Michael is of course not too keen on Saru dying, but Saru assures her there is nothing she can do to change it. Burnham runs to engineering to see if she can help out. She finds Stamets and Jett trying to figure out what to do with Tilly and her blob thing, and gives Stamets the idea to try to communicate with it. Burnham then also gets the idea that the sphere is maybe trying to communicate with them through the computer virus. She goes back to Saru while Stamets and Jett set up to trepanate Tilly.

Maybe the same blob?

If you haven't come across trepanation before, consider yourself lucky. It basically means making a hole into someone's skull, and in Tilly's case it is going to happen with a regular damn drill because that is what they have on hand. The reason for this is to install the cortical implant they need to be able to communicate with the blob that has re-infested Tilly's body. While the trepanation scene is probably as gentle as such a scene can possibly be, it still pretty much gave me a headache just from watching it.

Talking to the blob they find out that it is angry. Angry with Stamets for invading its home, the spores. Stamets asks for forgiveness and says he is going to try to make things right. This short exchange gives us a big clue as to why the spore drive is eventually taken offline and never mentioned again. The blob-thing isn't happy with Stamets reassurances though, and starts to cover all of Tilly's body (poor woman). They manage to cut her out of there, but the blob thing responds by drugging them and kidnapping Tilly back again to... well it's entirely unclear where Tilly ends up but I guess we'll find out in the next episode.

In another part of the ship Burnham explains her idea that the sphere is trying to communicate to Saru who immediately catches on. At first I found it a bit odd that Saru wouldn't think of this first, but I explain it by the fact that he is actually dying. They try to convince Pike, who is increasingly losing his patience, not to fire on the sphere but rather let it share its knowledge with them.
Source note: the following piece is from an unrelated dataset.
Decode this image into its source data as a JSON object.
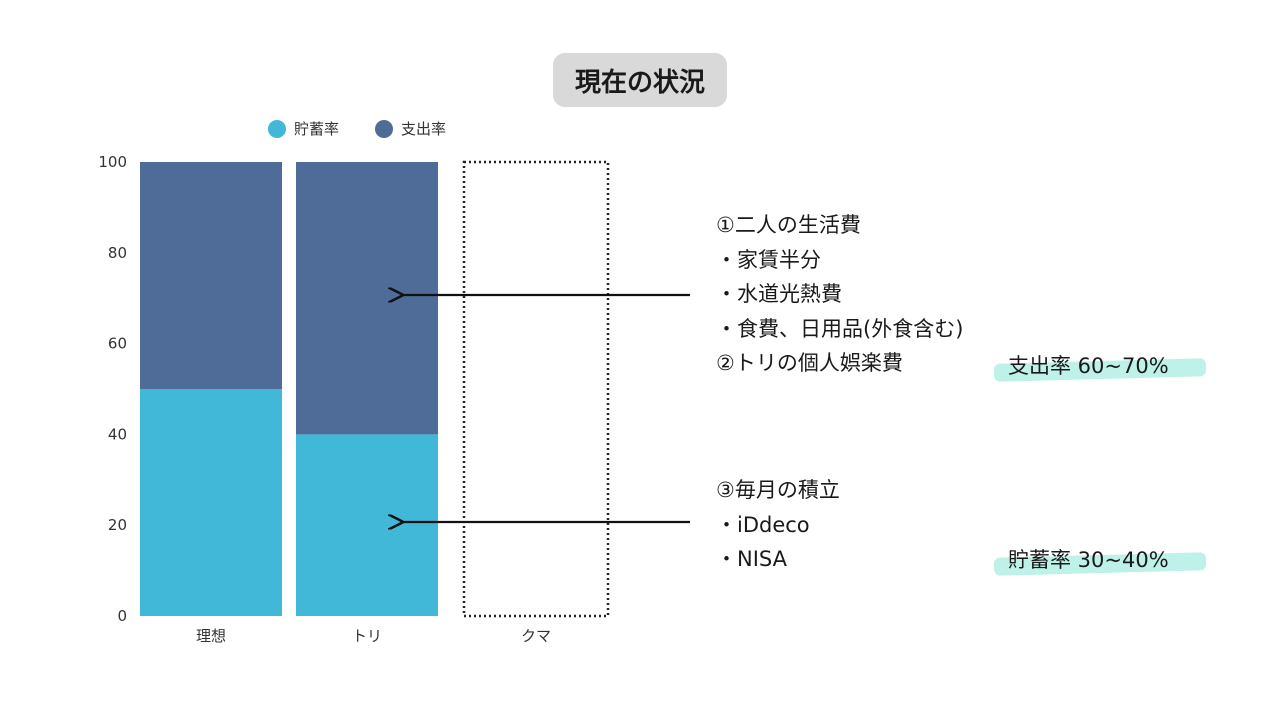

Eventually he accepts, the sphere explodes (but saves the ship) and the Discovery has 100.000 worth of space travel information to sift through.

Saru and Burnham go to say goodbye to each other and Saru asks Burnham to do the act of cutting his ganglia before his illness will make him go mad. Just as Burnham is about to do it however, the ganglia just fall off and Saru is still alive. Never felt better in fact. He tells them he now doesn't feel constantly fearful, and instead quite powerful. But he also questions what consequences this has on his species and homeworld, as it turns out their traditions and reasons for dying have been lies all along. It's actually quite powerful stuff, and it really makes me want to see what happens if Saru goes back to his homeworld to change things.

Pretty much swapped for Seven of Nine.

The whole thing with Saru also really reminds me of Kes from ST VOY. Kes is an Ocampa, and when she is taken to Voyager she is assumed to be of a fairly weak species. They only live 9 years on average and because their planet was barely habitable they hadn't accomplished much. It turns out though that the Ocampans possess some of the strongest mental abilities of any species in the galaxy and Kes can towards the end alter physical matter at will. I wonder if Saru will have a similar development and I'll be honest, I'd love for that to happen. If it turns out the Kelpiens, if left unkilled, turn out to be some sort of super-species and that is the reason they have been culled. You read it here first folks.

So overall a really good episode. While the whole sphere thing was, as mentioned, just an excuse to build on Saru's character (although it is possible this will have further repercussions along the way) I really couldn't care less. I want more episodes like these please, and I really hope they continue down both these story-paths. While the Tilly one seems like it'll obviously continue, now they've opened up a whole can of Saru and it was great.